# The Difference Between Productive Cooperation and Non-Productive Interaction

PROPERTARIAN ANALYSIS
Let me ‘get all Propertarian’ here. Define properties, axis, actions, Property, and costs.

BIOLOGICAL TRUTH TABLE:
Ternary : Neutral(Null), Benefit (True), Harm False)

RESULTS (In Descending Order)
1) Mutualism: both organisms benefit. TT
2) Commensalism: one benefits without affecting the other. TN
3) Parasitism: one benefits while the other is harmed. TF
4) Amensalism: one is unaffected and the other is harmed NF
5) (?): both are harmed : FF

OPPORTUNITY COSTS vs FIXED PRODUCTION/CONSUMPTION
The biological model above does not account for opportunity costs from production, where production in a division of labor. We must correct the difference between organisms that engage in production and those that do not.

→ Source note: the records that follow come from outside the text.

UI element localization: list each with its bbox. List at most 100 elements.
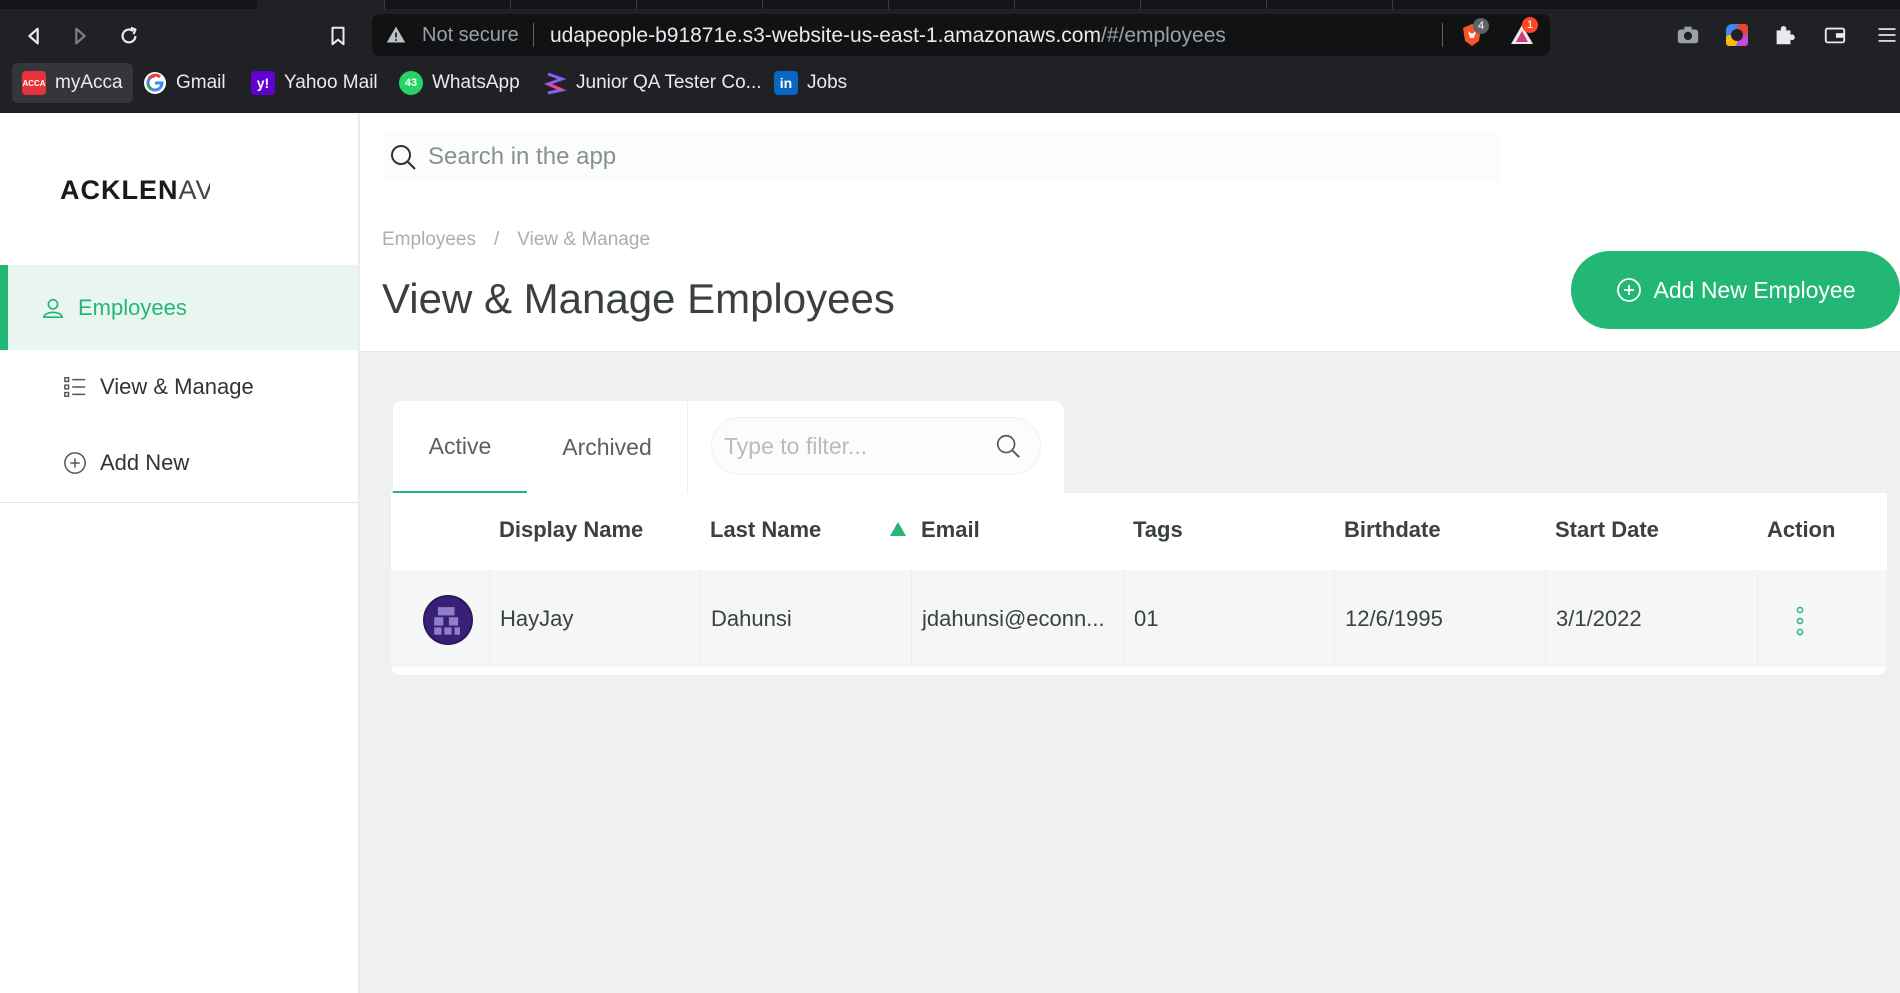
column-header-last-name[interactable]: Last Name — [710, 517, 821, 543]
url-path: /#/employees — [1100, 24, 1226, 47]
table-header: Display Name Last Name Email Tags Birthd… — [391, 493, 1887, 570]
reload-button[interactable] — [115, 22, 143, 50]
tab-archived[interactable]: Archived — [527, 401, 687, 493]
cell-action — [1757, 570, 1887, 667]
employees-table: Display Name Last Name Email Tags Birthd… — [391, 493, 1887, 675]
bookmark-label: Gmail — [176, 72, 226, 93]
page-header: Employees / View & Manage View & Manage … — [360, 215, 1900, 352]
cell-last-name: Dahunsi — [700, 570, 911, 667]
bookmark-jobs[interactable]: in Jobs — [764, 63, 857, 103]
forward-icon — [75, 27, 86, 45]
brave-rewards-button[interactable]: 1 — [1509, 17, 1538, 48]
breadcrumb-employees[interactable]: Employees — [382, 229, 476, 251]
logo-text: ACKLEN — [60, 175, 179, 205]
cell-email: jdahunsi@econn... — [911, 570, 1123, 667]
sidebar-item-label: View & Manage — [100, 374, 254, 399]
address-divider — [533, 23, 534, 47]
brave-shield-button[interactable]: 4 — [1459, 18, 1489, 48]
column-header-action: Action — [1767, 517, 1836, 542]
bookmark-gmail[interactable]: Gmail — [133, 63, 236, 103]
column-header-birthdate[interactable]: Birthdate — [1344, 517, 1441, 543]
sidebar-item-label: Add New — [100, 450, 190, 475]
url-text[interactable]: udapeople-b91871e.s3-website-us-east-1.a… — [550, 24, 1226, 48]
screenshot-button[interactable] — [1675, 22, 1701, 48]
breadcrumb: Employees / View & Manage — [382, 229, 650, 251]
back-button[interactable] — [20, 22, 48, 50]
cell-display-name: HayJay — [489, 570, 700, 667]
plus-circle-icon — [62, 450, 88, 476]
hamburger-icon — [1878, 28, 1896, 42]
cell-start-date: 3/1/2022 — [1545, 570, 1757, 667]
reload-icon — [121, 26, 137, 44]
status-tabs: Active Archived — [393, 401, 687, 493]
plus-circle-icon — [1616, 278, 1641, 302]
column-header-display-name[interactable]: Display Name — [499, 517, 643, 543]
bookmark-junior-qa[interactable]: Junior QA Tester Co... — [533, 63, 772, 103]
table-row[interactable]: HayJay Dahunsi jdahunsi@econn... 01 12/6… — [391, 570, 1887, 667]
extensions-button[interactable] — [1771, 22, 1797, 48]
puzzle-icon — [1776, 26, 1795, 45]
bookmark-label: WhatsApp — [432, 72, 520, 93]
tab-strip — [0, 0, 1900, 9]
bookmark-icon — [331, 26, 345, 46]
filter-box — [711, 417, 1041, 475]
wallet-icon — [1824, 27, 1846, 44]
column-header-email[interactable]: Email — [921, 517, 980, 543]
sidebar-item-employees[interactable]: Employees — [0, 265, 358, 350]
forward-button[interactable] — [66, 22, 94, 50]
search-icon — [391, 145, 416, 170]
app-search — [384, 132, 1500, 182]
add-button-label: Add New Employee — [1653, 276, 1856, 303]
app-logo[interactable]: ACKLENAV — [60, 175, 210, 206]
browser-toolbar: Not secure udapeople-b91871e.s3-website-… — [0, 14, 1900, 58]
camera-icon — [1677, 26, 1699, 44]
column-header-start-date[interactable]: Start Date — [1555, 517, 1659, 543]
filter-input[interactable] — [724, 432, 994, 460]
wallet-button[interactable] — [1822, 22, 1848, 48]
bookmark-label: Junior QA Tester Co... — [576, 72, 762, 93]
sidebar-divider — [0, 502, 358, 503]
acca-icon: ACCA — [22, 71, 46, 95]
bookmarks-bar: ACCA myAcca Gmail y! Yahoo Mail 43 Whats… — [0, 63, 1900, 105]
not-secure-label[interactable]: Not secure — [422, 24, 519, 47]
logo-text-thin: AV — [178, 175, 211, 205]
bookmark-myacca[interactable]: ACCA myAcca — [12, 63, 133, 103]
page-title: View & Manage Employees — [382, 275, 895, 322]
sort-ascending-icon[interactable] — [890, 522, 906, 536]
list-icon — [62, 374, 88, 400]
bookmark-label: myAcca — [55, 72, 123, 93]
sidebar-item-label: Employees — [78, 294, 187, 320]
breadcrumb-separator: / — [494, 229, 500, 250]
avatar — [423, 595, 473, 645]
address-bar[interactable]: Not secure udapeople-b91871e.s3-website-… — [372, 14, 1550, 56]
bookmark-whatsapp[interactable]: 43 WhatsApp — [389, 63, 530, 103]
url-host: udapeople-b91871e.s3-website-us-east-1.a… — [550, 24, 1101, 47]
color-extension-button[interactable] — [1724, 22, 1750, 48]
browser-chrome: Not secure udapeople-b91871e.s3-website-… — [0, 0, 1900, 113]
shield-count-badge: 4 — [1473, 18, 1489, 34]
menu-button[interactable] — [1874, 22, 1900, 48]
bookmark-page-button[interactable] — [324, 22, 352, 50]
add-new-employee-button[interactable]: Add New Employee — [1571, 251, 1900, 329]
bookmark-label: Yahoo Mail — [284, 72, 378, 93]
cell-birthdate: 12/6/1995 — [1334, 570, 1545, 667]
app-topbar — [360, 113, 1900, 215]
whatsapp-icon: 43 — [399, 71, 423, 95]
breadcrumb-view-manage[interactable]: View & Manage — [517, 229, 650, 251]
search-input[interactable] — [428, 143, 1428, 171]
sidebar: ACKLENAV Employees View & Manage Add New — [0, 113, 359, 993]
rewards-count-badge: 1 — [1522, 17, 1538, 33]
active-browser-tab[interactable] — [257, 0, 384, 9]
user-icon — [40, 295, 66, 321]
column-header-tags[interactable]: Tags — [1133, 517, 1183, 543]
more-options-icon[interactable] — [1795, 606, 1805, 636]
yahoo-icon: y! — [251, 71, 275, 95]
cell-tags: 01 — [1123, 570, 1334, 667]
filter-panel — [688, 401, 1064, 493]
search-icon[interactable] — [994, 432, 1022, 460]
linkedin-icon: in — [774, 71, 798, 95]
sidebar-item-view-manage[interactable]: View & Manage — [0, 359, 358, 415]
tab-active[interactable]: Active — [393, 401, 527, 493]
sidebar-item-add-new[interactable]: Add New — [0, 435, 358, 491]
bookmark-yahoo-mail[interactable]: y! Yahoo Mail — [241, 63, 388, 103]
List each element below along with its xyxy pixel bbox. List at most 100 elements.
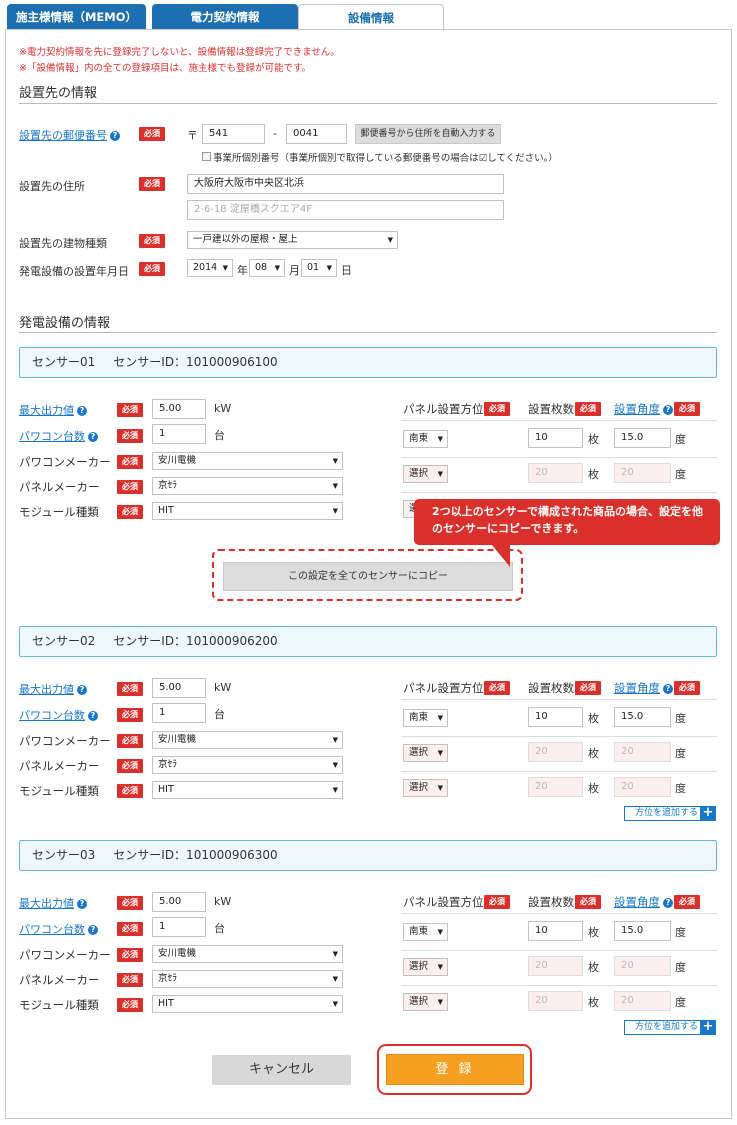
angle-input[interactable]: 15.0 (614, 921, 671, 941)
direction-select[interactable]: 選択 ▼ (403, 993, 448, 1011)
postal-label[interactable]: 設置先の郵便番号? (19, 127, 120, 143)
pcs-count-input[interactable]: 1 (152, 917, 206, 937)
help-icon[interactable]: ? (663, 405, 673, 415)
pcs-count-label[interactable]: パワコン台数? (19, 707, 98, 723)
help-icon[interactable]: ? (88, 711, 98, 721)
panel-maker-select[interactable]: 京ｾﾗ ▼ (152, 756, 343, 774)
max-output-input[interactable]: 5.00 (152, 892, 206, 912)
panel-count-input[interactable]: 10 (528, 428, 583, 448)
chevron-down-icon: ▼ (387, 236, 393, 244)
sensor-header: センサー03 センサーID：101000906300 (19, 840, 717, 871)
pcs-count-input[interactable]: 1 (152, 703, 206, 723)
postal-code-2-input[interactable]: 0041 (286, 124, 347, 144)
help-icon[interactable]: ? (77, 899, 87, 909)
angle-input[interactable]: 20 (614, 463, 671, 483)
panel-count-input[interactable]: 20 (528, 463, 583, 483)
required-badge: 必須 (117, 682, 143, 696)
direction-select[interactable]: 選択 ▼ (403, 744, 448, 762)
office-postal-checkbox[interactable] (202, 152, 211, 161)
month-select[interactable]: 08 ▼ (249, 259, 285, 277)
angle-header[interactable]: 設置角度? (614, 401, 673, 417)
required-badge: 必須 (117, 998, 143, 1012)
output-unit: kW (214, 681, 232, 694)
module-type-select[interactable]: HIT ▼ (152, 995, 343, 1013)
angle-input[interactable]: 20 (614, 956, 671, 976)
address-1-input[interactable]: 大阪府大阪市中央区北浜 (187, 174, 504, 194)
max-output-label[interactable]: 最大出力値? (19, 895, 87, 911)
chevron-down-icon: ▼ (332, 950, 338, 958)
panel-count-input[interactable]: 10 (528, 921, 583, 941)
day-select[interactable]: 01 ▼ (301, 259, 337, 277)
angle-unit: 度 (675, 926, 686, 939)
panel-maker-select-value: 京ｾﾗ (158, 973, 178, 984)
help-icon[interactable]: ? (77, 685, 87, 695)
help-icon[interactable]: ? (88, 432, 98, 442)
tab-power-contract[interactable]: 電力契約情報 (152, 4, 298, 30)
angle-header[interactable]: 設置角度? (614, 894, 673, 910)
angle-input[interactable]: 20 (614, 991, 671, 1011)
required-badge: 必須 (117, 505, 143, 519)
direction-value: 選択 (409, 782, 429, 793)
direction-select[interactable]: 南東 ▼ (403, 923, 448, 941)
year-select[interactable]: 2014 ▼ (187, 259, 233, 277)
tooltip-tail (492, 545, 510, 567)
pcs-count-label[interactable]: パワコン台数? (19, 921, 98, 937)
panel-count-input[interactable]: 10 (528, 707, 583, 727)
tab-equipment[interactable]: 設備情報 (298, 4, 444, 31)
notice-line: ※電力契約情報を先に登録完了しないと、設備情報は登録完了できません。 (19, 47, 340, 58)
max-output-label[interactable]: 最大出力値? (19, 402, 87, 418)
panel-count-input[interactable]: 20 (528, 991, 583, 1011)
angle-header[interactable]: 設置角度? (614, 680, 673, 696)
angle-unit: 度 (675, 433, 686, 446)
building-type-select[interactable]: 一戸建以外の屋根・屋上 ▼ (187, 231, 398, 249)
direction-select[interactable]: 南東 ▼ (403, 430, 448, 448)
direction-select[interactable]: 選択 ▼ (403, 465, 448, 483)
panel-count-input[interactable]: 20 (528, 956, 583, 976)
help-icon[interactable]: ? (77, 406, 87, 416)
pcs-maker-select[interactable]: 安川電機 ▼ (152, 452, 343, 470)
panel-count-header: 設置枚数 (528, 402, 574, 416)
chevron-down-icon: ▼ (437, 749, 443, 757)
notice-line: ※「設備情報」内の全ての登録項目は、施主様でも登録が可能です。 (19, 63, 312, 74)
angle-input[interactable]: 15.0 (614, 707, 671, 727)
angle-input[interactable]: 20 (614, 777, 671, 797)
max-output-label[interactable]: 最大出力値? (19, 681, 87, 697)
add-direction-label: 方位を追加する (635, 1022, 699, 1032)
module-type-select[interactable]: HIT ▼ (152, 502, 343, 520)
register-button[interactable]: 登 録 (386, 1054, 524, 1085)
auto-fill-address-button[interactable]: 郵便番号から住所を自動入力する (355, 124, 501, 144)
row-divider (401, 913, 717, 914)
cancel-button[interactable]: キャンセル (212, 1055, 351, 1085)
direction-select[interactable]: 選択 ▼ (403, 779, 448, 797)
address-2-input[interactable]: 2-6-18 淀屋橋スクエア4F (187, 200, 504, 220)
chevron-down-icon: ▼ (326, 264, 332, 272)
help-icon[interactable]: ? (88, 925, 98, 935)
direction-select[interactable]: 南東 ▼ (403, 709, 448, 727)
pcs-count-label[interactable]: パワコン台数? (19, 428, 98, 444)
help-icon[interactable]: ? (663, 684, 673, 694)
panel-count-input[interactable]: 20 (528, 742, 583, 762)
angle-input[interactable]: 15.0 (614, 428, 671, 448)
add-direction-button[interactable]: 方位を追加する + (624, 1020, 716, 1035)
help-icon[interactable]: ? (110, 131, 120, 141)
panel-maker-select[interactable]: 京ｾﾗ ▼ (152, 477, 343, 495)
pcs-count-input[interactable]: 1 (152, 424, 206, 444)
add-direction-button[interactable]: 方位を追加する + (624, 806, 716, 821)
tab-owner-memo[interactable]: 施主様情報（MEMO） (7, 4, 146, 30)
panel-count-input[interactable]: 20 (528, 777, 583, 797)
office-postal-label: 事業所個別番号（事業所個別で取得している郵便番号の場合は☑してください。） (213, 153, 558, 164)
angle-header-text: 設置角度 (614, 402, 660, 416)
direction-select[interactable]: 選択 ▼ (403, 958, 448, 976)
angle-input[interactable]: 20 (614, 742, 671, 762)
pcs-maker-select[interactable]: 安川電機 ▼ (152, 945, 343, 963)
help-icon[interactable]: ? (663, 898, 673, 908)
chevron-down-icon: ▼ (222, 264, 228, 272)
panel-maker-select[interactable]: 京ｾﾗ ▼ (152, 970, 343, 988)
pcs-count-label-text: パワコン台数 (19, 430, 85, 443)
postal-code-1-input[interactable]: 541 (202, 124, 265, 144)
max-output-input[interactable]: 5.00 (152, 399, 206, 419)
max-output-input[interactable]: 5.00 (152, 678, 206, 698)
pcs-maker-select[interactable]: 安川電機 ▼ (152, 731, 343, 749)
count-unit: 枚 (588, 961, 599, 974)
module-type-select[interactable]: HIT ▼ (152, 781, 343, 799)
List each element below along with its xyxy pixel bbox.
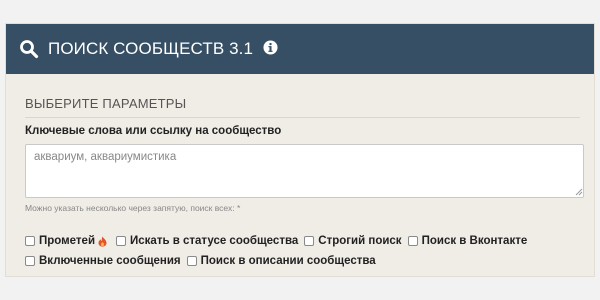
option-strict-search[interactable]: Строгий поиск <box>304 235 402 247</box>
search-icon <box>20 40 39 59</box>
resize-grip-icon[interactable] <box>574 187 583 196</box>
panel-title: ПОИСК СООБЩЕСТВ 3.1 <box>48 39 254 58</box>
options-row-1: Прометей Искать в статусе сообщества Стр… <box>25 235 533 247</box>
option-label: Искать в статусе сообщества <box>130 235 299 247</box>
checkbox[interactable] <box>186 256 197 266</box>
checkbox[interactable] <box>25 236 35 246</box>
option-enabled-messages[interactable]: Включенные сообщения <box>25 255 181 267</box>
option-label: Прометей <box>39 235 96 247</box>
option-label: Поиск в Вконтакте <box>421 235 528 247</box>
option-label: Поиск в описании сообщества <box>200 255 376 267</box>
option-search-status[interactable]: Искать в статусе сообщества <box>116 235 298 247</box>
checkbox[interactable] <box>304 236 315 246</box>
checkbox[interactable] <box>116 236 127 246</box>
search-panel: ПОИСК СООБЩЕСТВ 3.1 ВЫБЕРИТЕ ПАРАМЕТРЫ К… <box>5 23 595 277</box>
keywords-input[interactable] <box>25 144 584 198</box>
checkbox[interactable] <box>407 236 418 246</box>
fire-icon <box>98 236 107 247</box>
option-search-description[interactable]: Поиск в описании сообщества <box>186 255 376 267</box>
options-row-2: Включенные сообщения Поиск в описании со… <box>25 255 382 267</box>
option-prometheus[interactable]: Прометей <box>25 235 110 247</box>
section-divider <box>25 117 580 118</box>
section-title: ВЫБЕРИТЕ ПАРАМЕТРЫ <box>25 96 187 111</box>
option-label: Включенные сообщения <box>39 255 181 267</box>
option-search-vk[interactable]: Поиск в Вконтакте <box>407 235 528 247</box>
keywords-hint: Можно указать несколько через запятую, п… <box>25 203 241 213</box>
keywords-label: Ключевые слова или ссылку на сообщество <box>25 125 282 137</box>
info-icon[interactable] <box>263 39 278 55</box>
option-label: Строгий поиск <box>318 235 402 247</box>
panel-header: ПОИСК СООБЩЕСТВ 3.1 <box>6 24 594 74</box>
checkbox[interactable] <box>25 256 35 266</box>
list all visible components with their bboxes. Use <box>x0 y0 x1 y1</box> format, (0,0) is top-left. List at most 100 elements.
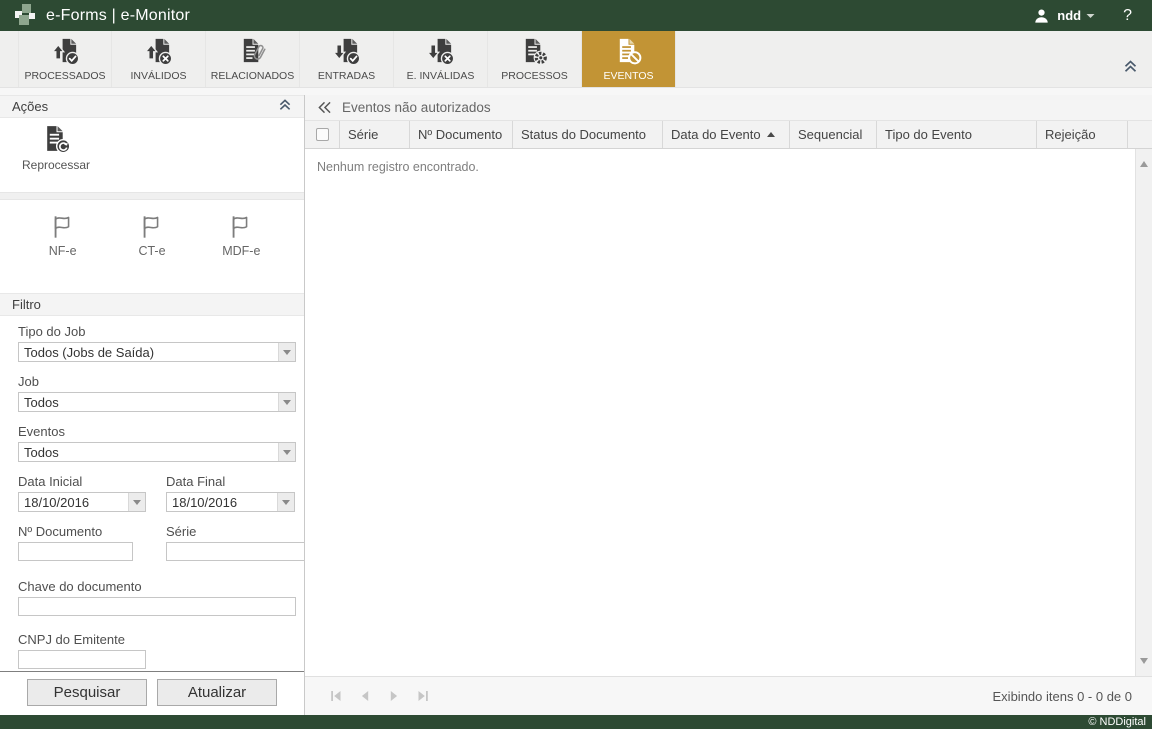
tipo-do-job-label: Tipo do Job <box>18 324 86 339</box>
column-header-tipo-evento[interactable]: Tipo do Evento <box>877 121 1037 148</box>
toolbar-tab-processados[interactable]: PROCESSADOS <box>18 31 112 87</box>
column-header-label: Tipo do Evento <box>885 127 972 142</box>
copyright-label: © NDDigital <box>1088 716 1146 728</box>
chave-documento-input[interactable] <box>18 597 296 616</box>
refresh-button[interactable]: Atualizar <box>157 679 277 706</box>
flag-label: NF-e <box>48 244 77 258</box>
numero-documento-label: Nº Documento <box>18 524 103 539</box>
ndd-squares-logo-icon <box>12 3 36 28</box>
toolbar-tab-relacionados[interactable]: RELACIONADOS <box>206 31 300 87</box>
filter-panel-header: Filtro <box>0 293 304 316</box>
serie-input[interactable] <box>166 542 304 561</box>
scroll-up-icon[interactable] <box>1140 161 1148 167</box>
toolbar-tab-entradas[interactable]: ENTRADAS <box>300 31 394 87</box>
last-page-icon[interactable] <box>417 690 429 702</box>
toolbar-collapse-button[interactable] <box>1123 60 1138 78</box>
data-inicial-value: 18/10/2016 <box>24 494 90 510</box>
doc-upload-check-icon <box>50 38 79 65</box>
pagination-bar: Exibindo itens 0 - 0 de 0 <box>305 676 1152 715</box>
main-area: Eventos não autorizados Série Nº Documen… <box>305 95 1152 715</box>
prev-page-icon[interactable] <box>359 690 371 702</box>
column-header-label: Status do Documento <box>521 127 647 142</box>
page-title: Eventos não autorizados <box>342 100 491 115</box>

An opportunity cost is the DIFFERENCE between one choice and another. In other words, only mutually productive exchanges are free of loss. ie: there is only one T position in the truth table. Unlike non-producing organisms. Biology is a poor analogy, because production is nearly unique to man.

Lets see if I can simplify this even more without losing the central idea.

EXAMPLE
A and B engage in a mutually productive exchange.
Neither A nor B at this moment have a more productive exchange to engage in.
This is the maximum yield any action can produce, at zero opportunity cost.
Every action OTHER than this one decreases the benefit and increases the opportunity cost from zero.

CORRECTED TRUTH TABLE
P= Production , ~P = Lost opportunity for production, H=harm

1) Mutualism: both organisms benefit. TT => P1 + P2 = TRUE
2) Commensalism: one benefits without affecting the other. TN=> P1 + ~P2 = FALSE
3) Parasitism: one benefits while the other is harmed. TF=> P1 + ~P2 – H2 = FALSE
4) Amensalism: one is unaffected and the other is harmed NF=>~P1 + ~P2 – H2 = FALSE
5) (?): both are harmed : FF => ~P1 + H1 + ~P2 + H1 = FALSE

EXCEPTION: MODIFIED BY KIN SELECTION
Genetic Distance: ||
Humans demonstrate kin selection; treatment of self, near genes and farther genes as priorities with marginal indifference applied to offspring.

INSTINCTS
a) desire for cooperation (to reduce costs by increasing productivity)
b) prohibition on free riding (cheating as defense against parasitism)

CONCLUSION
Humans engage in cooperation, eschew free riding, and in any act of cooperation, opportunity costs guarantee that all non-productive exchanges (aside from kin selection) are net losses.

This is different from biological organisms who do not have the ability to cooperate on production by choosing between opportunity costs.